Profughi, no ai muri. Ognuno faccia la sua parte
Tre immagini hanno fatto in questi giorni il
giro del mondo. Quella del bambino siriano che giace sul bagnasciuga,
che ci ricorda come più della metà dei 60 milioni di profughi sia
composta da donne e bambini. Quella dei disperati che abbattono il muro
di Orbà n. Infine quella della poliziotta ceca che traccia con un
pennarello indelebile un numero sul braccio di un bambino per
identificarlo. La prima è l’emblema di un dramma umanitario che non
risparmia nessuno e che colpisce soprattutto i più deboli, colto troppo
tardi in tutta la sua gravità dalla Ue e dalle istituzioni
internazionali. La seconda attesta come i muri non servano a nulla e
come la disperazione finisca per abbatterli. La terza è l’agghiacciante
dimostrazione di come l’Europa abbia dimenticato le ragioni stesse
dell’Unione e di come sia possibile ridurre ancora, a settant’anni dalla
fine della Seconda guerra mondiale, gli individui a numeri se non trova
più spazio il valore universale della solidarietà .
Siamo a un
tornante decisivo per il futuro dell’Europa: o quello della dignità
umana diviene un principio condiviso, oppure avremo il dilagare della
barbarie, con grandi praterie da percorrere per gruppi e movimenti che
fanno della violenza, e null’altro, la propria religione. L’illusione di
poter risolvere il problema con un impossibile respingimento di massa
fa nascondere a tanti la testa sotto la sabbia. Va detto perciò con
chiarezza che la questione degli esodi (vogliamo chiamarli col loro
nome?) è epocale, che è necessario trovare delle soluzioni che
consentano ai richiedenti asilo di mantenere la propria dignità di
donne, uomini, bambini.
Chi dice che bisogna andare a risolvere il
problema nei Paesi di origine creando strutture di accoglienza per chi
fugge dalla fame, dalla miseria, dalla violenza, racconta favole. Certo,
occorre agire a vari livelli: europeo, nazionale, regionale, comunale.
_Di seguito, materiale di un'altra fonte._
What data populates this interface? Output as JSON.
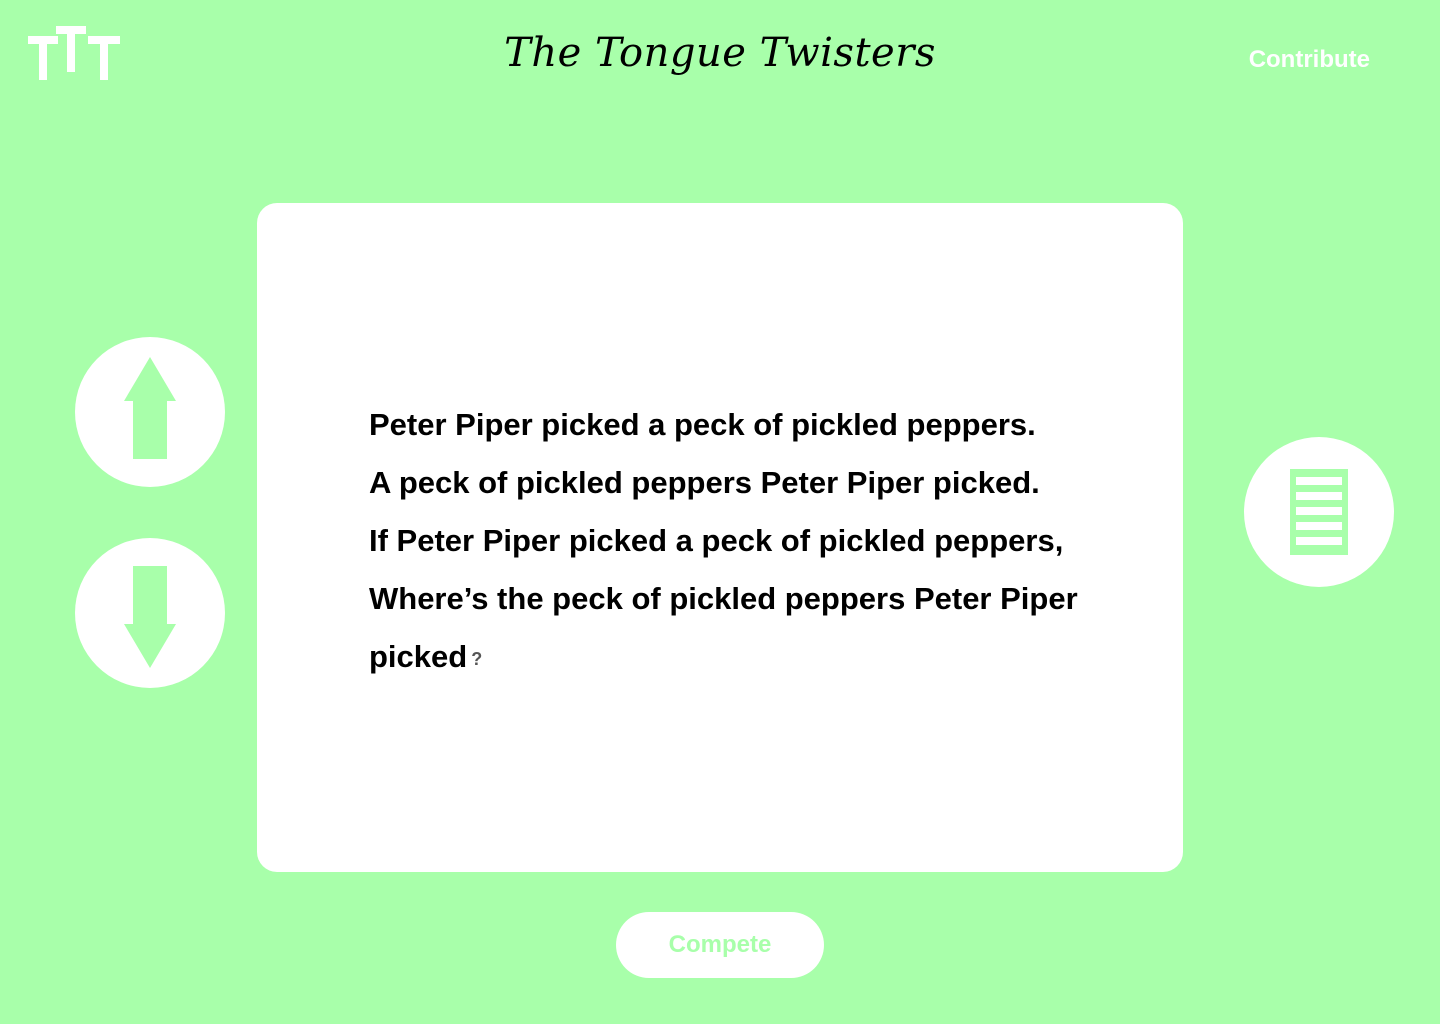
{
  "header": {
    "logo_icon": "ttt-logo-icon",
    "title": "The Tongue Twisters",
    "contribute_label": "Contribute"
  },
  "twister": {
    "lines": [
      "Peter Piper picked a peck of pickled peppers.",
      "A peck of pickled peppers Peter Piper picked.",
      "If Peter Piper picked a peck of pickled peppers,",
      "Where’s the peck of pickled peppers Peter Piper",
      "picked"
    ],
    "end_mark": "?"
  },
  "nav": {
    "up_icon": "arrow-up-icon",
    "down_icon": "arrow-down-icon",
    "list_icon": "list-icon"
  },
  "footer": {
    "compete_label": "Compete"
  },
  "colors": {
    "background": "#a8ffaa",
    "card": "#ffffff",
    "text": "#000000"
  }
}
Ma l’emergenza non è eludibile e finora nessuno ha proposto soluzioni
alternative a quella dell’accoglienza diffusa che, sia pure con fatica,
funziona nella nostra Regione. Ma è necessario, perché funzioni meglio,
che tutti i comuni, tenendo conto delle loro caratteristiche e delle
loro possibilità , facciano la loro parte.
Chi strumentalizza la
questione per trarne consenso politico si assume una doppia
responsabilità : quella di surrogare la logica della solidarietà con
quella del rifiuto, connotata da atteggiamenti razzisti e violenti; e
quella di cercare di nascondere che il problema dell’accoglienza, sia
pur temporanea, non può essere eluso. Non solo perché è scritto con
parole chiare all’art. 10 della Costituzione, rispetto al quale
qualsiasi fantasiosa ordinanza di “sgombero” risulterebbe illegittima,
ma perché senza soluzioni i problemi di “ordine pubblico” verrebbero
acuiti invece che risolti. Ma forse è proprio quello che vogliono i
sostenitori di posizioni xenofobe che producono aggressioni, finora solo
verbali, come quella dell’assessore al welfare della provincia di
Gorizia.
Il mondo del lavoro è stato sempre al centro di fenomeni di
migrazione. Tanti pensionati, iscritti a Cgil, Cisl e Uil, sono stati
migranti in Europa, America, Australia e ricordano ancora le umiliazioni
subite. Alcuni di noi dirigenti sono stati migranti in tempi più
recenti, alla ricerca di un lavoro o di migliore qualità della vita.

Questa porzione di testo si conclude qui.